Is Kodem more expensive than Veracode?

Both Kodem and Veracode price as enterprise contracts. The relevant comparison is not list price but cost per remediated exploit. Veracode scales on applications scanned and DAST environments configured, with separate line items often required for SCA, SAST, and DAST modules. Kodem's coverage-based model scales with the application surface being protected, with all detection and runtime defense capabilities in one platform. AppSec teams running mature programs typically find Kodem's runtime validation eliminates enough triage labour to offset platform cost within the first quarter, with consolidation savings on top.

Can Kodem replace Veracode entirely?

Yes, for AppSec programs where runtime validation and runtime defense are the priority. Kodem covers everything Veracode covers (SAST, DAST, SCA, container scanning) and adds runtime call graph analysis, Attack-Driven Remediation, zero-day pattern detection, and Kai, the AI security engineer. For organizations with compliance frameworks (FedRAMP, PCI, HIPAA) that explicitly name Veracode as an approved scanner, or with multi-year investment in policy-tuned Veracode scan configurations, some teams run both during a transition cycle of one or two quarters before consolidating fully.

Does Kodem cover Veracode's SAST, DAST, and SCA capabilities?
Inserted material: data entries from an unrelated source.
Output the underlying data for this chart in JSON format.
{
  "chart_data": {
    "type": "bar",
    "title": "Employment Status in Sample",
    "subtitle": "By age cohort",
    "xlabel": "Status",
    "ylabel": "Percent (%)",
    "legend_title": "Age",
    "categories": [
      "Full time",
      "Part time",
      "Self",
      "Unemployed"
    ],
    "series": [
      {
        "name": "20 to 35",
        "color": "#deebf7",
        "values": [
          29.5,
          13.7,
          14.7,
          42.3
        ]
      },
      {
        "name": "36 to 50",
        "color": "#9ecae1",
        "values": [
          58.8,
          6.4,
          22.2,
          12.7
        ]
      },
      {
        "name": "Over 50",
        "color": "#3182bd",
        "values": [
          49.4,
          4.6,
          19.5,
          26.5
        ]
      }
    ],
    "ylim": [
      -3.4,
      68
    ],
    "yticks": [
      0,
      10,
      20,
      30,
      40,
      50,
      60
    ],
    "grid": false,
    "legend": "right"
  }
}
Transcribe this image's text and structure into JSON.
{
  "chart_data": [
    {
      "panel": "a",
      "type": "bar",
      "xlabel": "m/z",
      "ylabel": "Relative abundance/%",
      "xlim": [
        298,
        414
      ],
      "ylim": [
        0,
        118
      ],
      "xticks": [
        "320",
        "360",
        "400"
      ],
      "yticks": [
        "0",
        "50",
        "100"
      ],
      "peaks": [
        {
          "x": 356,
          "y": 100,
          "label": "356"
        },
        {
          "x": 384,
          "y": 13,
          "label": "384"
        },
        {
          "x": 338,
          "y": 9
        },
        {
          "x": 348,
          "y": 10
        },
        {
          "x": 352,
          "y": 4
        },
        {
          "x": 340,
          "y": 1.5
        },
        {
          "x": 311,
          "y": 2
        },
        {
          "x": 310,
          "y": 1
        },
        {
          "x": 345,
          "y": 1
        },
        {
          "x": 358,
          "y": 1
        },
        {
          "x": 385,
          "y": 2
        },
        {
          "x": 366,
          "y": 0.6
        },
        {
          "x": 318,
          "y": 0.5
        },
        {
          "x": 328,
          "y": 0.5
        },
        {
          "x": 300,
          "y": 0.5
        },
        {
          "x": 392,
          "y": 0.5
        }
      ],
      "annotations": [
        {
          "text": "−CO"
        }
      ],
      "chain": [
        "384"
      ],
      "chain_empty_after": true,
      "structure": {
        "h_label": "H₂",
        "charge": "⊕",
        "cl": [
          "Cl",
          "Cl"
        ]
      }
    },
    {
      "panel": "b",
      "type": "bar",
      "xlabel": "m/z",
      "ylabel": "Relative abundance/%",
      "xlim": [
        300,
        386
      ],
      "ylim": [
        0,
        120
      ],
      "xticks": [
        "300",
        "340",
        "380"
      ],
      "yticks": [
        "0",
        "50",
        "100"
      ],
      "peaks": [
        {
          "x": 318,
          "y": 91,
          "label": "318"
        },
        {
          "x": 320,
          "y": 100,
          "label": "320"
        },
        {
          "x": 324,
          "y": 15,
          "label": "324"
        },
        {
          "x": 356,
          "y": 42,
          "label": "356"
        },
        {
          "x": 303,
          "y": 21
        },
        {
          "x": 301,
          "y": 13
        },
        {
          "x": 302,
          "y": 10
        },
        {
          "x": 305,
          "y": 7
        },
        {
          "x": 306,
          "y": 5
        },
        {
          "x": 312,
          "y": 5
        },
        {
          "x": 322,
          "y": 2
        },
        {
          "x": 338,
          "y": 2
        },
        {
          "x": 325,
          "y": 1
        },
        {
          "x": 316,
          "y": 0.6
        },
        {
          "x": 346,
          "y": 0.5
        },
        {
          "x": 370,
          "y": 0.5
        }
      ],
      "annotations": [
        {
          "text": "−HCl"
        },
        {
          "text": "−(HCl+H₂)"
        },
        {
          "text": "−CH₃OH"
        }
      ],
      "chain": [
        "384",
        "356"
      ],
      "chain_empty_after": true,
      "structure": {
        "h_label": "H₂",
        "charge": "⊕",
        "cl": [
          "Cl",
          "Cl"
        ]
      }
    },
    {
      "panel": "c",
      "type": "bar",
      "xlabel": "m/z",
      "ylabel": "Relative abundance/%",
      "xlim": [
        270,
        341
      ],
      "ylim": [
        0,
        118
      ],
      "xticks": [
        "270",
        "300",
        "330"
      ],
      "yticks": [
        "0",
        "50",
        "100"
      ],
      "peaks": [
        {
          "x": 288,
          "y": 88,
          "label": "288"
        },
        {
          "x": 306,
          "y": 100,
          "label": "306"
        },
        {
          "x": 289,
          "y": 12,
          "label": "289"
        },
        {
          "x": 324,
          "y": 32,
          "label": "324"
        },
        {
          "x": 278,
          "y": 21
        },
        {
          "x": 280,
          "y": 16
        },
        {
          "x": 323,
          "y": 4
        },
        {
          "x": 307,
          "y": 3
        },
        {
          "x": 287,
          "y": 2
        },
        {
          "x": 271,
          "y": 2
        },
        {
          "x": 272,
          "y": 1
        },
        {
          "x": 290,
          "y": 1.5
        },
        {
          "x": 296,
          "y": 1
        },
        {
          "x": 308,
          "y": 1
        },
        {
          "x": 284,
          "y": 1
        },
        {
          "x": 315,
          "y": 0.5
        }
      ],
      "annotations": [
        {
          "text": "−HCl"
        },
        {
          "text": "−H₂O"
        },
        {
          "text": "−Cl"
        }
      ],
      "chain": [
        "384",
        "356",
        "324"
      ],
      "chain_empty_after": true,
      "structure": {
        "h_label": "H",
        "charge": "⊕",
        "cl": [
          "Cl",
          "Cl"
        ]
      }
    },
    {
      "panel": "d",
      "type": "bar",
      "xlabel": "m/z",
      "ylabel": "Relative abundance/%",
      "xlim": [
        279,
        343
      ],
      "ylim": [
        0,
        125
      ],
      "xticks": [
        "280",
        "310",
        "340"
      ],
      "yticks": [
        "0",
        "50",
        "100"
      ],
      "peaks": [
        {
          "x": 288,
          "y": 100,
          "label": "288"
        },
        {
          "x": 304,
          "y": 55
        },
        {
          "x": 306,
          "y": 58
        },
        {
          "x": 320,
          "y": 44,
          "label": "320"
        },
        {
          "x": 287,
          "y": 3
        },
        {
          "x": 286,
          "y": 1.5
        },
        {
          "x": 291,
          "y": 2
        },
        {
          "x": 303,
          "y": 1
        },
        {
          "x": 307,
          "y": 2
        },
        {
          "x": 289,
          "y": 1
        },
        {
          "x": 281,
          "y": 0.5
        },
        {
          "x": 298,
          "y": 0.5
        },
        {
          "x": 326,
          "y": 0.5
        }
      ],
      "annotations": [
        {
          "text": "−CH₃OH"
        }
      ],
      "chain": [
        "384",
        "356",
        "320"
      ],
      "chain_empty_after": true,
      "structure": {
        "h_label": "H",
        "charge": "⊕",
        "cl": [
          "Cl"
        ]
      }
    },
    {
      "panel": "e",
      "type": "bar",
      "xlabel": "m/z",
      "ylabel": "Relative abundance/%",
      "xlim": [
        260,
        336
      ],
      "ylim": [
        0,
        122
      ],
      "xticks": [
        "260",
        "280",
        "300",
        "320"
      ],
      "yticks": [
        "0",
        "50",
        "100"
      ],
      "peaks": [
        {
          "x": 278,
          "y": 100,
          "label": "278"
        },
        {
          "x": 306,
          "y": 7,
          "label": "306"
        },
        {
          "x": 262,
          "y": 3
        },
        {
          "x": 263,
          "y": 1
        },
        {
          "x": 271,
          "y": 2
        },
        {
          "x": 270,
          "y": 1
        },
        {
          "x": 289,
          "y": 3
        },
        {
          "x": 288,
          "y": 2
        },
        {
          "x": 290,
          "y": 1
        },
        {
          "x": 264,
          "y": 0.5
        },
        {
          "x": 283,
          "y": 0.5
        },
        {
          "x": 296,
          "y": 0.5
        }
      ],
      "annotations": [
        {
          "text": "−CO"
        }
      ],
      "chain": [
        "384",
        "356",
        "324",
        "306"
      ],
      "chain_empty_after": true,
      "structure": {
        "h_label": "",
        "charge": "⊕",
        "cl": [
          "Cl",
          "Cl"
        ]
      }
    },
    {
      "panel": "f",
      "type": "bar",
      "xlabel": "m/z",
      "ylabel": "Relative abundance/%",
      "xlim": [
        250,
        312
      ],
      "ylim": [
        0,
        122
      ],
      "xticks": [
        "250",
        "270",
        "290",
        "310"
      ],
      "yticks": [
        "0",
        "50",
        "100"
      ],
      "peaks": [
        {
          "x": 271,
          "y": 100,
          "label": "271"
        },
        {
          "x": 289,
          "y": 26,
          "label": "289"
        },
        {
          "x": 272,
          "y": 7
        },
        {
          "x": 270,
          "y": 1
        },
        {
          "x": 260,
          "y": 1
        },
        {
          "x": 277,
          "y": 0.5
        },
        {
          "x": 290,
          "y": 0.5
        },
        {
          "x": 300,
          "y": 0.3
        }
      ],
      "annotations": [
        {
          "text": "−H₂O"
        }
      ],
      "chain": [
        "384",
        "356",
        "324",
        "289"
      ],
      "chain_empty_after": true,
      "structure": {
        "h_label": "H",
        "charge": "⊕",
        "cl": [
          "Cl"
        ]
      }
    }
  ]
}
Yes. Kodem covers all three Veracode capability categories in one platform. Kodem's SAST detects injection vulnerabilities, logic flaws, taint paths, and misconfigurations across Java, .NET, Go, Rust, Node.js, Python, Ruby, C, and C++. Kodem's SCA analyses both open-source and compiled-in third-party dependencies. The runtime layer replaces traditional DAST: instead of running attack payloads against a staged build, Kodem observes the actual production execution path through eBPF and validates exploitability with no instrumentation overhead. Every SAST and SCA finding is cross-checked against the runtime call graph before alerting.

What about Veracode vs Checkmarx vs Fortify?

Veracode, Checkmarx, and Fortify are the three legacy enterprise AppSec vendors that historically defined the category. Veracode runs binary-based static analysis plus black-box DAST. Checkmarx (now Checkmarx One) operates on source code repositories. Fortify (now part of OpenText) blends source and binary analysis. All three share the same constraint: none of them observes runtime execution or validates whether a flagged vulnerability is reachable in a live deployment. The modern alternative to all three is a hybrid platform like Kodem that performs static analysis as one input among many, then validates findings against runtime call graphs before alerting.

Veracode vs Kodem vs Snyk: what's the difference?

All three are application security platforms but the categories diverge on what they analyse. Veracode is enterprise SAST and DAST: binary static analysis plus black-box dynamic testing, with established compliance positioning. Snyk is developer-first SCA plus shift-left scanning across containers and IaC. Kodem deploys eBPF sensors to observe what actually executes, then layers SAST, SCA, container, and runtime defense (ADR) on the runtime call graph. Veracode finds candidate vulnerabilities in binaries. Snyk finds known CVEs in dependencies. Kodem finds, validates, and blocks exploits at runtime.